Un mort au passage à niveau d’Aarschot : la piste de l'erreur humaine privilégiée

Un jeune homme de 20 ans est décédé jeudi soir à Aarschot (photo), en Brabant flamand, percuté par un train de marchandises alors que sa voiture se trouvait sur un passage à niveau. C’est ce qu’indiquait ce vendredi le parquet de Louvain. Selon un témoin, les barrières n'étaient pas fermées et les lumières blanches étaient allumées au moment de l'accident. La victime n'aurait donc pas franchi le passage sans autorisation. Selon Infrabel, le gestionnaire de l’infrastructure ferroviaire, ce n'est pas un dysfonctionnement du passage qui serait responsable de l'accident tragique, mais plus vraisemblablement l'erreur d'un collaborateur.

Jeudi, vers 22h30, une voiture a été percutée par un train de marchandises sur le passage à niveau de la Winterstraat à Aarschot.
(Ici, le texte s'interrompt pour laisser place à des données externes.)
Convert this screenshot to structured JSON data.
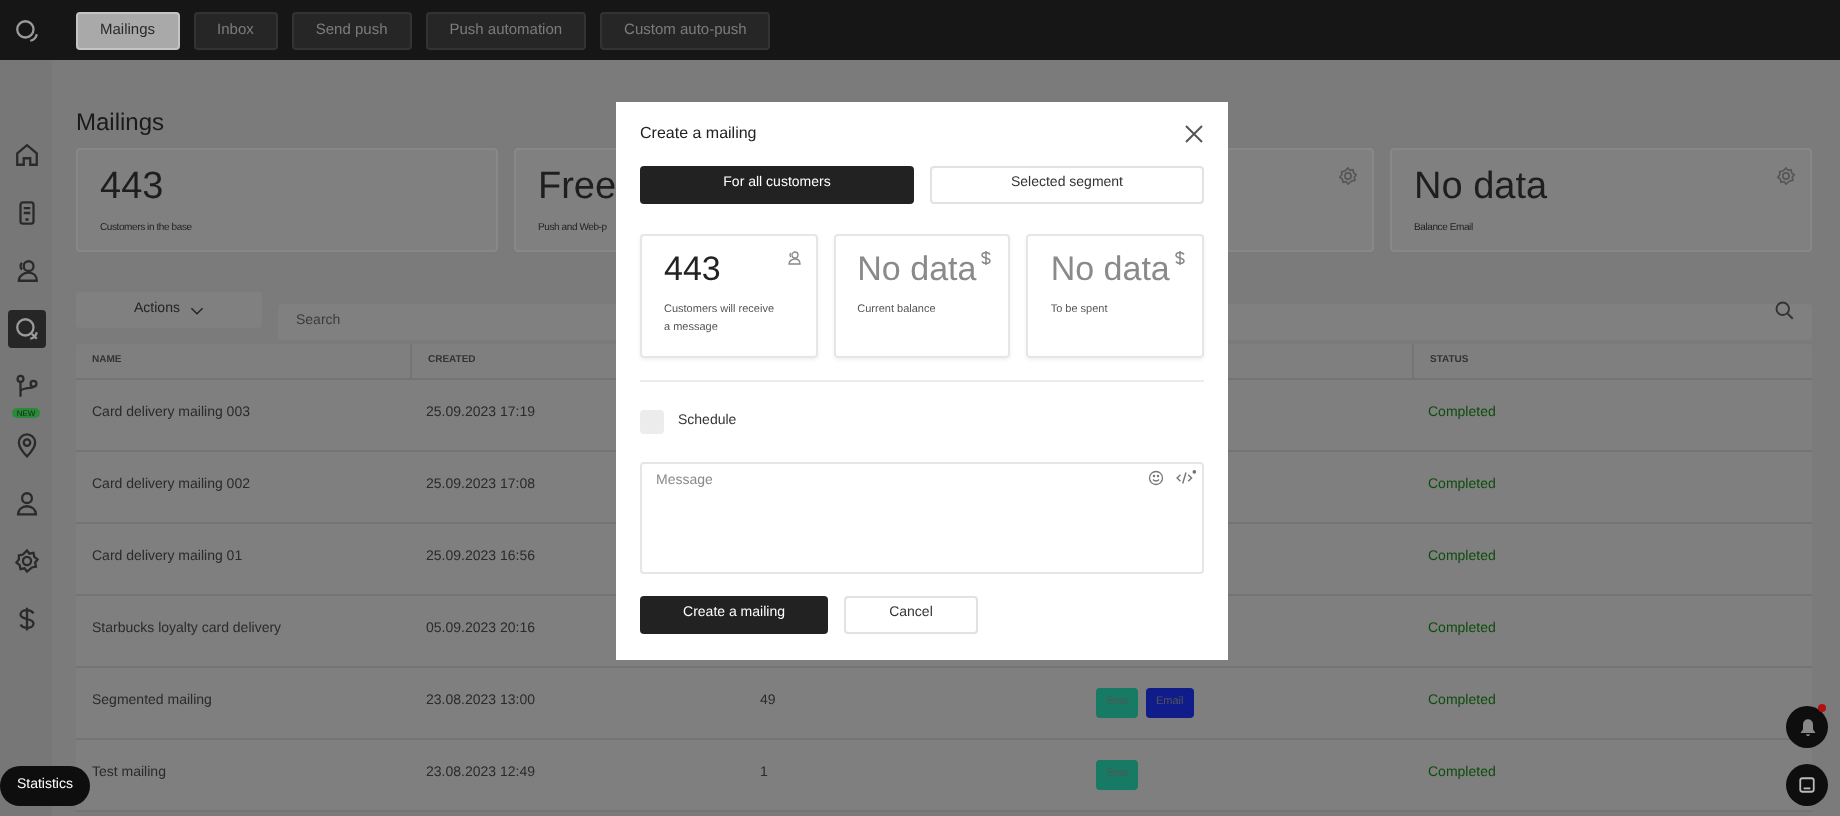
{
  "nav": {
    "tabs": [
      {
        "label": "Mailings",
        "selected": true
      },
      {
        "label": "Inbox",
        "selected": false
      },
      {
        "label": "Send push",
        "selected": false
      },
      {
        "label": "Push automation",
        "selected": false
      },
      {
        "label": "Custom auto-push",
        "selected": false
      }
    ]
  },
  "sidebar": {
    "items": [
      {
        "selected": false
      },
      {
        "selected": false
      },
      {
        "selected": false
      },
      {
        "selected": true
      },
      {
        "selected": false,
        "badge": "NEW"
      },
      {
        "selected": false
      },
      {
        "selected": false
      },
      {
        "selected": false
      },
      {
        "selected": false
      }
    ]
  },
  "page_title": "Mailings",
  "stats": [
    {
      "value": "443",
      "label": "Customers in the base",
      "settings": false
    },
    {
      "value": "Free",
      "label": "Push and Web-p",
      "settings": false
    },
    {
      "settings": true
    },
    {
      "value": "No data",
      "label": "Balance Email",
      "settings": true
    }
  ],
  "actions": {
    "label": "Actions"
  },
  "search": {
    "placeholder": "Search"
  },
  "table": {
    "columns": [
      {
        "label": "NAME"
      },
      {
        "label": "CREATED"
      },
      {
        "label": "STATUS"
      }
    ],
    "rows": [
      {
        "name": "Card delivery mailing 003",
        "created": "25.09.2023 17:19",
        "status": "Completed"
      },
      {
        "name": "Card delivery mailing 002",
        "created": "25.09.2023 17:08",
        "status": "Completed"
      },
      {
        "name": "Card delivery mailing 01",
        "created": "25.09.2023 16:56",
        "status": "Completed"
      },
      {
        "name": "Starbucks loyalty card delivery",
        "created": "05.09.2023 20:16",
        "status": "Completed"
      },
      {
        "name": "Segmented mailing",
        "created": "23.08.2023 13:00",
        "count": "49",
        "channels": [
          {
            "label": "Sms",
            "color": "#167a64"
          },
          {
            "label": "Email",
            "color": "#0f1c8a"
          }
        ],
        "status": "Completed"
      },
      {
        "name": "Test mailing",
        "created": "23.08.2023 12:49",
        "count": "1",
        "channels": [
          {
            "label": "Sms",
            "color": "#167a64"
          }
        ],
        "status": "Completed"
      }
    ]
  },
  "modal": {
    "title": "Create a mailing",
    "audience": [
      {
        "label": "For all customers",
        "selected": true
      },
      {
        "label": "Selected segment",
        "selected": false
      }
    ],
    "cards": [
      {
        "value": "443",
        "label": "Customers will receive a message",
        "kind": "people"
      },
      {
        "value": "No data",
        "label": "Current balance",
        "kind": "money"
      },
      {
        "value": "No data",
        "label": "To be spent",
        "kind": "money"
      }
    ],
    "schedule": {
      "label": "Schedule",
      "checked": false
    },
    "message": {
      "placeholder": "Message"
    },
    "buttons": [
      {
        "label": "Create a mailing",
        "kind": "primary"
      },
      {
        "label": "Cancel",
        "kind": "secondary"
      }
    ]
  },
  "statistics": {
    "label": "Statistics"
  },
  "notifications": {
    "unread": true
  }
}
Le véhicule a été traîné sur plus de cent mètres. Le conducteur, originaire de la commune brabançonne flamande, a perdu la vie. Ses deux passagers, une jeune fille de 18 ans et un homme de 21 ans, ont été légèrement blessés.

Selon un témoin, les barrières du passage à niveau n'étaient pas fermées et les lumières blanches, autorisant le passage, étaient allumées au moment de l'accident. Ceci correspond aux premières constatations de l'expert en circulation dépêché par le parquet. Ce dernier a également envoyé le laboratoire et le médecin légiste sur place.

Ce vendredi matin, Infrabel se refusait à tout commentaire sur le tragique accident. "L'enquête est entre les mains du parquet de Louvain. Nous ne pouvons pas faire de déclaration dans l'intérêt de l'enquête." "Nous collaborons pleinement à l'enquête mais ne pouvons pas encore faire de déclarations", insistait le gestionnaire du réseau ferroviaire belge.

Vendredi soir, Infrabel annonçait cependant que "pour expliquer ce drame, la piste privilégiée - qui devra être confirmée ultérieurement par les enquêteurs - est celle d'une erreur humaine. Une erreur pourrait avoir été commise par un collaborateur d'Infrabel chargé d'assurer la supervision du trafic ferroviaire lors d'une procédure spécifique, à savoir la gestion d'un incident lié à un train de marchandises en panne, qui était en cours lors de l'accident", expliquait un communiqué.

"Ce drame touche tout d'abord les victimes directes de l'accident mais il est aussi très douloureux pour les membres du personnel qui l'ont vécu et dont la mission première est d'assurer une exploitation sûre du réseau", ajoutait Infrabel.

"Fermer tous les passages à niveau"

L’accident s’est produit à Langdorp, un quartier dans lequel Infrabel projette de fermer deux passages à niveau. "En principe, chaque passage à niveau figure sur la liste pour être supprimé", explique Thomas Baeten d’Infrabel.

"Cela se passe évidemment toujours en concertation avec les autorités locales et dans la mesure des possibilités sur le terrain. Un passage est le croisement entre la circulation routière et celle des trains. Il peut toujours s’y produire des incidents. La sécurité et la ponctualité des trains sera améliorée en supprimant autant de passages à niveau que possible".